Jax does have a funky gait, he's my little bunny hopper. He's started to pick up chase after the ball again and instead of a stride pattern he moves both hind legs at the same time it's cute!
I never thought about the cortisol helping with his joints, but that is fantastic news, and I sure hope it comes right along with the territory!
I honestly don't think there is an issue naming the food. Heck someone else on here may feed it and have comments or someone else may be considering it.
My little Tot does more the bunny run as well but walking you'd never know. And even when he gets more muscle mass back he will probably always keep that gait.
Not sure if your vet ever tested Jax's thyroid. He is fairly young to have thyroid issues but some of the symptoms of cushings and addison's mimic some of the hypothyroid issues. He probably doesn't have it as weight gain is usually a big factor but alot of times when one area of the internal system is borked up another is as well. Just something to consider down the road if everything isn't falling into place.

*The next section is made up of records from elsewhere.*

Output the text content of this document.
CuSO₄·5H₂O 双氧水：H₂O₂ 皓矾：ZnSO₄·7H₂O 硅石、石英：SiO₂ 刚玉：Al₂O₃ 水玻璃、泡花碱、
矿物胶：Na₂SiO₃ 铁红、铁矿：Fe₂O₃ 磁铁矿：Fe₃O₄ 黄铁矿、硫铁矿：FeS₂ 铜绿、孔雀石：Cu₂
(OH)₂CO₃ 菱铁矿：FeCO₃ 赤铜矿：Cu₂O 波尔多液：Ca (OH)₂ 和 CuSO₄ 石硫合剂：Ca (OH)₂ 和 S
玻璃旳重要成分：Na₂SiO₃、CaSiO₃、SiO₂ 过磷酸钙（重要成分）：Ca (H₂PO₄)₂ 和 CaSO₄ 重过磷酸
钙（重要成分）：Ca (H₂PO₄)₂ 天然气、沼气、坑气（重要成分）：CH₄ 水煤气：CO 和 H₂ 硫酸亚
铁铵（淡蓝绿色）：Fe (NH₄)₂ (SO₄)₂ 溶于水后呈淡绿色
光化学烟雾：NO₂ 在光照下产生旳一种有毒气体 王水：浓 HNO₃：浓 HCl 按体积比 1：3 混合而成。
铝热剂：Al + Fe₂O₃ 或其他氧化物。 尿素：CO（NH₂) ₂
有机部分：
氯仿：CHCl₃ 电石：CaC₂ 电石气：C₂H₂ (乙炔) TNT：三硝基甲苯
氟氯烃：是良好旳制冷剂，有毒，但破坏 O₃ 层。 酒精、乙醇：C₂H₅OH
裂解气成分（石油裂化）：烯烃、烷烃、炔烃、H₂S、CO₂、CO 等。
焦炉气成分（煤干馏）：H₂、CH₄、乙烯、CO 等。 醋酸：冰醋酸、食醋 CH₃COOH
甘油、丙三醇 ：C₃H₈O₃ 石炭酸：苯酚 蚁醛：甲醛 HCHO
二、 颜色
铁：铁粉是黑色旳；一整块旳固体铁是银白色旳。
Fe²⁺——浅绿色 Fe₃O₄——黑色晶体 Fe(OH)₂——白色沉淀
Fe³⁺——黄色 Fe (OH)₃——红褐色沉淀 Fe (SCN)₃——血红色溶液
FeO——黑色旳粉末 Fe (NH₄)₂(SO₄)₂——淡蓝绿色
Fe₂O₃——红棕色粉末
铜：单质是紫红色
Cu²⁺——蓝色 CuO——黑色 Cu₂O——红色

As far as swimming. My guy Lou...who was recommended swimming as PT for after surgery for a torn cruciate...he hated swimming for probably the first 4-6 weeks. HATED it. Then it was like a light went off and he realized how fun it was. For the rest of his life he had a standing Friday morning 8am swim. So don't be discouraged if it takes Jax a couple weeks or better to decide swimming is fun. Did they use a life jacket? Even if he never likes it....my little Tot who is deaf never took to the water. I think it's because if her head went under she lost all her senses but anyway...even if he never likes swimming you could always look into the underwater treadmills. Or if you know of a pond or river where it's not overly deep you could walk him in that. The resistance will still help even if he isn't truly swimming.
The big thing now is while he is feeling better you want to keep things in moderation. He might want to go balls to the wall non-stop but you'll want to rein him in a little so he doesn't get all sore.